ショットピーニングの最適化に関する研究委員会報告

抄録

In the first half of 1980s, The Japan Society for Spring Research held the joint committee which researches shot-peening condition for small springs. This committee proposed optimum shot-peening conditions for steel grades and wire diameters. Resent years, strength of spring material has been targeted to be higher and higher levels. Shot-peening technology has been improving, and new shot-media and multi-shot-peening technology have become to be employed. Therefore, the joint research was needed for high strength spring. Under these circumstances, a research committee for optimizing a shot-peening process was established in September 1996. In this committee, the experimental shot-peening conditions were widely chosen in the possible range of manufacturing parameter. Single shot-peening, double shot-peening, stress shot-peening and hardness of spring were studied. The effect of each shot-peening process on fatigue strength were considered in relation to surface compression stress and surface roughness. For control of shot-peening condition, effectiveness of a harder Almen strip, relation between X-ray radiation field size and wire diameter, and the correction method of residual stress were studied. The results are summarized as follows.

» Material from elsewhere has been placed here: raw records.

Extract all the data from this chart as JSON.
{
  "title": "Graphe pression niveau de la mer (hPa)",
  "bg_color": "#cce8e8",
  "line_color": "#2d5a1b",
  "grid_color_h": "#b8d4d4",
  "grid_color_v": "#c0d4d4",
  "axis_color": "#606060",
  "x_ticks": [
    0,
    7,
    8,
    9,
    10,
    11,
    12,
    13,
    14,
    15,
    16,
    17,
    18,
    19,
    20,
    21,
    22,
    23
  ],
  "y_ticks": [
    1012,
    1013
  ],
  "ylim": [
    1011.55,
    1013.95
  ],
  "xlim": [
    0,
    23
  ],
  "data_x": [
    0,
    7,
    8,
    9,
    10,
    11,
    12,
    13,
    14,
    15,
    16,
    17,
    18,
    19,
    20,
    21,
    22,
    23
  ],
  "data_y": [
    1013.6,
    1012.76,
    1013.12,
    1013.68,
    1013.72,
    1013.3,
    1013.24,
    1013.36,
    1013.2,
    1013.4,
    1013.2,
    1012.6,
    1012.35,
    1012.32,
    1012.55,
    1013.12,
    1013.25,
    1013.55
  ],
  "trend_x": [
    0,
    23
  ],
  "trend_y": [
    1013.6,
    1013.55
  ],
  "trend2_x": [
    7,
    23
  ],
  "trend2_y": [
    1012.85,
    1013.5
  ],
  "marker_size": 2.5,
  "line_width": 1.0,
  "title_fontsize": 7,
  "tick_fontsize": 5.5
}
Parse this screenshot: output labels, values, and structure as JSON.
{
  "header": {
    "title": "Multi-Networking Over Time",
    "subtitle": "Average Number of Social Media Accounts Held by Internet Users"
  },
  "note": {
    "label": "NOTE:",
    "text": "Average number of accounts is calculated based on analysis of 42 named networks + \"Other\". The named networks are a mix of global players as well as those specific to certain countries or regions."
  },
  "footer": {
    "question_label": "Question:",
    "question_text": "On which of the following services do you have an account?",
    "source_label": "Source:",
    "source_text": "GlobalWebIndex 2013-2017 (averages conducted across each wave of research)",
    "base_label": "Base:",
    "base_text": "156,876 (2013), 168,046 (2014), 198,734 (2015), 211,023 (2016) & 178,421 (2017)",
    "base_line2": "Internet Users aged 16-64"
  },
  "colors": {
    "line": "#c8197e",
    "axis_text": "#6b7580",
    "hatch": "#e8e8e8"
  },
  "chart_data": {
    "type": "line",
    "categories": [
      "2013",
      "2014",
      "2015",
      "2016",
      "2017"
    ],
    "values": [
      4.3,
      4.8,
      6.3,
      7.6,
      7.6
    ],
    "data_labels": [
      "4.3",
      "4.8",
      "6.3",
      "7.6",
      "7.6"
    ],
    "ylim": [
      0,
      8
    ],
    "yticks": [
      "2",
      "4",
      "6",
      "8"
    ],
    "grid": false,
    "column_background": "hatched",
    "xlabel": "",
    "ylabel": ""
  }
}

(1) For high strength spring, a harder Almen Strip with hardness of 58HRC, thickness 1.3mm, is proposed.
(2) Research on suitable shot-peening conditions for high strength spring:
    (a) The difference of torsional and rotary fatigul test is negligible.
    (b) In the case of single shot-peening, higher surface residual stress and smaller surface roughness induced high strength of fatigue
    (c) In the case of double shot-peening, harder and finer shot indicated higher strength of fatigue.
    (d) Stress shot-peening could not be better than double shot-peenig with higher and finer shot.
    (e) Double shot-peening with higher and finer shot indicated the best fatigue strength.
(3) Analysis of fatigue phenomenon for a shot-peened spring
    (a) Compression residual stress on surface is the most effective for improving fatigue strength.
    (b) Stage I type crack first initiates and propagates and then stage I crack transfers into stage II type crack. Magnitude of stage I crack is almost equal to depth of compression residual stress.
(4) X-ray stress measurement:
    (a) In the case of coil spring, X-ray radiation field size should be smaller than 1/2∼1/3 of wire diameter.
    (b) By using FEM method, Heyn's correction equation is practically useful for correction of residual stress.